Le régime cubain a autorisé ce mardi la garde d'enfants comme activité du secteur non étatique et a maintenu les cours particuliers autorisés, bien que sous certaines restrictions, par le n° 62 Ordinaire, signé par le Premier Ministre Manuel Marrero Cruz le 22 juillet 2026.
La norme classe la garde d'enfants comme une « activité autorisée ou conditionnée », ce qui signifie qu'elle ne peut être exercée qu'avec une autorisation, une licence ou une certification de l'institution compétente.

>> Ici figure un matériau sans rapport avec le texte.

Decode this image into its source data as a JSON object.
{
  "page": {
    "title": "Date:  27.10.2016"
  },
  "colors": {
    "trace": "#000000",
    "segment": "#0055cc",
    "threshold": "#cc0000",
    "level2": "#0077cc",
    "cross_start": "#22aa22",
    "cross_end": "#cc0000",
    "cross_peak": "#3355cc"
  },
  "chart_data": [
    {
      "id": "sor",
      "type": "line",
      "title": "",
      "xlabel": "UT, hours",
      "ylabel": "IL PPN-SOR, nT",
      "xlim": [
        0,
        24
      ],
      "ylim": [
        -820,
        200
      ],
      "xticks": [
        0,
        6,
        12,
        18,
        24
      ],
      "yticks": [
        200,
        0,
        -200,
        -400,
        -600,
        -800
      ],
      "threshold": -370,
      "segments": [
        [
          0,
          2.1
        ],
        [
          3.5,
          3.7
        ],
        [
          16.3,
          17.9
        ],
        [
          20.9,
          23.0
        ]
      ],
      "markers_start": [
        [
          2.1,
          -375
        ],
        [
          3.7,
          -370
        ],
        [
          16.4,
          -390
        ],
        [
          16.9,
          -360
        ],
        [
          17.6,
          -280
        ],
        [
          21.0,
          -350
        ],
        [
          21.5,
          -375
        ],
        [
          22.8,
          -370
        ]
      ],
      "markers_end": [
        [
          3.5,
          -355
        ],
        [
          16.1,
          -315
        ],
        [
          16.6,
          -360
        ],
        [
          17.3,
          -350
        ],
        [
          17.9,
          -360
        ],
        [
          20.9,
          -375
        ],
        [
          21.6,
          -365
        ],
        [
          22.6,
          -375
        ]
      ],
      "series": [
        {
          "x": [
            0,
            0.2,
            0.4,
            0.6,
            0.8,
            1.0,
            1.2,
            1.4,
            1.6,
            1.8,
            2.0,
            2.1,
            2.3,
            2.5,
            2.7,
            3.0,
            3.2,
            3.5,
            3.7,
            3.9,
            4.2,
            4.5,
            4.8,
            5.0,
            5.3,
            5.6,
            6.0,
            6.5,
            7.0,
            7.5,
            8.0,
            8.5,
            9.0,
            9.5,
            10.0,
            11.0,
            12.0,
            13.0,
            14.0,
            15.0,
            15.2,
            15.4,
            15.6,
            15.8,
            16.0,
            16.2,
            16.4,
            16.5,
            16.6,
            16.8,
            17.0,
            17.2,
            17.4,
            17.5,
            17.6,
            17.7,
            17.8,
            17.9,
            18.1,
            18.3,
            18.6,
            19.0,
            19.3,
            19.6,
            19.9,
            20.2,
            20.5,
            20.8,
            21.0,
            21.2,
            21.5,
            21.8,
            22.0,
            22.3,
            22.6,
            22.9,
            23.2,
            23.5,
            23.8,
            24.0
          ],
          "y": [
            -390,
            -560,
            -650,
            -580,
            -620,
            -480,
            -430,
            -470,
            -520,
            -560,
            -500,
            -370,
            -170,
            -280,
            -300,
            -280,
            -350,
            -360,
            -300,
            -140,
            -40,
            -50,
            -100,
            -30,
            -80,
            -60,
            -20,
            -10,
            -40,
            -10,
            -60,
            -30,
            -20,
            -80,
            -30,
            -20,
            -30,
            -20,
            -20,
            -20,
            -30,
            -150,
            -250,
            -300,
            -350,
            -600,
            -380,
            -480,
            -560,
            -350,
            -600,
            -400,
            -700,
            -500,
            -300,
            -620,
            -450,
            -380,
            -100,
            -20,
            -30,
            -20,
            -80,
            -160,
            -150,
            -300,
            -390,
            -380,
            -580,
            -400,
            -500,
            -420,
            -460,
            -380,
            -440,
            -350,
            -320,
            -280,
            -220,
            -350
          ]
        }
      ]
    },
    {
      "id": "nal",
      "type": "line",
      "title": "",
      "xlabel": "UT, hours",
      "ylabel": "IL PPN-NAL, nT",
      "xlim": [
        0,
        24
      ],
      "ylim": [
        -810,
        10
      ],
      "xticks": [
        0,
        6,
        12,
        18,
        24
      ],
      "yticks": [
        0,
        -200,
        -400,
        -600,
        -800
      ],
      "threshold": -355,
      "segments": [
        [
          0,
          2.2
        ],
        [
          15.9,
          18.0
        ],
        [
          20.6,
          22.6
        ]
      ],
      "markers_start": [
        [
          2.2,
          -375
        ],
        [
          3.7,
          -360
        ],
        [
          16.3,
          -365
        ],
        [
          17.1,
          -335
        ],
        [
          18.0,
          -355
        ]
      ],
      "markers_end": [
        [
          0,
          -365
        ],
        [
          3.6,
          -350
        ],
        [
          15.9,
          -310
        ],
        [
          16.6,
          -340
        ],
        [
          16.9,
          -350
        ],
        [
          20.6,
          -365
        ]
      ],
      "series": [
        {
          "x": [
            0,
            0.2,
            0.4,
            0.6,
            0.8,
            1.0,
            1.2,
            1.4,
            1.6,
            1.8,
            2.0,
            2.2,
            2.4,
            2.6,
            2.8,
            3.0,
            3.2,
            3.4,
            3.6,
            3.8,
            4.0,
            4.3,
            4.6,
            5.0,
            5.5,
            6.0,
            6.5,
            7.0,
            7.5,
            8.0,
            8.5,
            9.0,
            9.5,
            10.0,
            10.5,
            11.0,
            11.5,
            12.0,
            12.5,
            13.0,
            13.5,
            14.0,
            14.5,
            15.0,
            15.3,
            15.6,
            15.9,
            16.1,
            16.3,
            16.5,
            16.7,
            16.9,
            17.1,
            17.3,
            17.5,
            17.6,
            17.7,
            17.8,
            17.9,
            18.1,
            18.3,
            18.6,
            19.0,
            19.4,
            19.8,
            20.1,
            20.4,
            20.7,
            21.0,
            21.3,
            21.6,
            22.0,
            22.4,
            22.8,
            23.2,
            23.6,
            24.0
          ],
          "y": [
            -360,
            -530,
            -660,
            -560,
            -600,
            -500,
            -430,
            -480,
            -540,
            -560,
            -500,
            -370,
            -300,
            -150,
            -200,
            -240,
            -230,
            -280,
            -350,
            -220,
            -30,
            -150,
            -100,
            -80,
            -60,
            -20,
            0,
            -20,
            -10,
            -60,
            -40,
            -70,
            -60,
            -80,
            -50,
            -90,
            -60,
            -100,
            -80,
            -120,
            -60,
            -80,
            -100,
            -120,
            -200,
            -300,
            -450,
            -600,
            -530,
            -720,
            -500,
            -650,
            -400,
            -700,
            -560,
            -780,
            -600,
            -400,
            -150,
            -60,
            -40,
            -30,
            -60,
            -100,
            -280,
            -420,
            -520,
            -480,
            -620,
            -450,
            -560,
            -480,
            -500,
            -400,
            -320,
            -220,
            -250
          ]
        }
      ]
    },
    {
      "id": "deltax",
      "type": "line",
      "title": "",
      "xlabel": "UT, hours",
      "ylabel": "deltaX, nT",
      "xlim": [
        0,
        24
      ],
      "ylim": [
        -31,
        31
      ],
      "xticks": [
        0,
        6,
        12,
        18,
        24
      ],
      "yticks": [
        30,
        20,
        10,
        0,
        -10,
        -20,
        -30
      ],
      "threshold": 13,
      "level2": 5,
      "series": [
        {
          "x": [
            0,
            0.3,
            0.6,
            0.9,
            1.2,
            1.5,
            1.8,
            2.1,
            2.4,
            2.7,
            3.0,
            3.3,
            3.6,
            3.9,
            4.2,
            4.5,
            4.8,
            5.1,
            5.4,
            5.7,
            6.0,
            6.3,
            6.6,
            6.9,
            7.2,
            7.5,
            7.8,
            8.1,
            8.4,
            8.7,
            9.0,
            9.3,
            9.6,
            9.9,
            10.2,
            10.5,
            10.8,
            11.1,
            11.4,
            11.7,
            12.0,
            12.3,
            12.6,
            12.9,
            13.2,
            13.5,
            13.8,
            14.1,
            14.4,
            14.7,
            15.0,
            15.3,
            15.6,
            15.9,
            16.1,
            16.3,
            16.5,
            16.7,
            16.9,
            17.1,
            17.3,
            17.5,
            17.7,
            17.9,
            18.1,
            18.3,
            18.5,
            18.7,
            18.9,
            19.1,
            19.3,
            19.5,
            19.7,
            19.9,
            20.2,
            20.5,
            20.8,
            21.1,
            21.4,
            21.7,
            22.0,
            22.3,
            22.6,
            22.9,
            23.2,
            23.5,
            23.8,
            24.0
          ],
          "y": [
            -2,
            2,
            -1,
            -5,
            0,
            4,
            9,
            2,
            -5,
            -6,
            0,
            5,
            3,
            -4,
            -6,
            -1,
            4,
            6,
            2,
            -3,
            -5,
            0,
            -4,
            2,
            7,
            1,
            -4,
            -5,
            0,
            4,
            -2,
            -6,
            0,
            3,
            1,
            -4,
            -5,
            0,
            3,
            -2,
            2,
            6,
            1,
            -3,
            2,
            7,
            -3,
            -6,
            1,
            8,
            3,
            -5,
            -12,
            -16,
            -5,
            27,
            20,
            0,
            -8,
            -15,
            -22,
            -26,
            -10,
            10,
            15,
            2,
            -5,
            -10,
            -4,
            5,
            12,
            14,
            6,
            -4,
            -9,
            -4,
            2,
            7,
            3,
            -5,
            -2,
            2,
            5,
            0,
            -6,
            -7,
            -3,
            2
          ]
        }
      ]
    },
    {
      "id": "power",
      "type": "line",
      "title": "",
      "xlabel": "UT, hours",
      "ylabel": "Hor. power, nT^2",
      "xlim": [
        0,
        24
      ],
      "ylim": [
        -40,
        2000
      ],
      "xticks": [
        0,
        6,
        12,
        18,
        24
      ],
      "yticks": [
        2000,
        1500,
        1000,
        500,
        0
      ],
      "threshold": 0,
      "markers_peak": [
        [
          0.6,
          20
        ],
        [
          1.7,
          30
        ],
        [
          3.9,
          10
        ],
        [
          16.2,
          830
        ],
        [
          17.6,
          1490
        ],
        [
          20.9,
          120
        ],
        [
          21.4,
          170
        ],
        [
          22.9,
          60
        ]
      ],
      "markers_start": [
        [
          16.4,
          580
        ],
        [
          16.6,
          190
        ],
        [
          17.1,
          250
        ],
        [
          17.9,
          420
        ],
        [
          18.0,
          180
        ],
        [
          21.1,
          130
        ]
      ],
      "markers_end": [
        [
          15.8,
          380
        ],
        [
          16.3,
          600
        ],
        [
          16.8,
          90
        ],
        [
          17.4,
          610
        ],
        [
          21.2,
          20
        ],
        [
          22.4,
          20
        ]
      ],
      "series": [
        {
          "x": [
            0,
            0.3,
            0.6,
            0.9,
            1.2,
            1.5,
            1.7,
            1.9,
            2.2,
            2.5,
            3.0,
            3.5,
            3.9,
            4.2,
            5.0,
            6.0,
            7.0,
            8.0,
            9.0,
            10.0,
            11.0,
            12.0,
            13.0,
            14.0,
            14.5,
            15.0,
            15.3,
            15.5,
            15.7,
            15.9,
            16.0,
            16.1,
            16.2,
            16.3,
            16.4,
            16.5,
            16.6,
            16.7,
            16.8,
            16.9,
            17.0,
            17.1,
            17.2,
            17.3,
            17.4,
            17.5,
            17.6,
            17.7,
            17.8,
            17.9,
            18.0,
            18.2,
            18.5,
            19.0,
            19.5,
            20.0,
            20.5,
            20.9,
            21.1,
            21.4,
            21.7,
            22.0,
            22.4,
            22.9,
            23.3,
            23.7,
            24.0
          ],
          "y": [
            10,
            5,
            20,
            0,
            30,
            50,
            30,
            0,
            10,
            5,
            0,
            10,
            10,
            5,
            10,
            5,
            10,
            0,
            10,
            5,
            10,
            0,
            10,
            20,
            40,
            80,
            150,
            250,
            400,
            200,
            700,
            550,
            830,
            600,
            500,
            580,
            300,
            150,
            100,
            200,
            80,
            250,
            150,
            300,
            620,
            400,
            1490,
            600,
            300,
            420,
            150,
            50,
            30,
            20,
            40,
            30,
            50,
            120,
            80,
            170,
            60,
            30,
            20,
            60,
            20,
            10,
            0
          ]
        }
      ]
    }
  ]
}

Pour obtenir ce permis, ceux qui souhaitent se consacrer à la garde d'enfants devront être en possession d'une certification du Ministère de l'Éducation attestant de leur formation ; dans le cas de la garde de personnes âgées ou de personnes en situation de handicap, l'attestation revient au Ministère de la Santé Publique.
Ce cadre consolide les régulations précédentes : en 2024, la Résolution 245 du MINSAP avait déjà formalisé les procédures pour cette activité, exigeant un certificat de formation, en réponse à la prolifération de crèches privées informelles face à l'insuffisance des cercles d'enfants étatiques.
En ce qui concerne les cours particuliers —qui incluent des langues, des services de révision, de la sténographie, du dactylographie, de la musique et d'autres arts—, le décret les maintient autorisés, mais avec une limitation claire : ils ne peuvent être dispensés que par des travailleurs indépendants et sans possibilité d'engager des employés pour cette fonction.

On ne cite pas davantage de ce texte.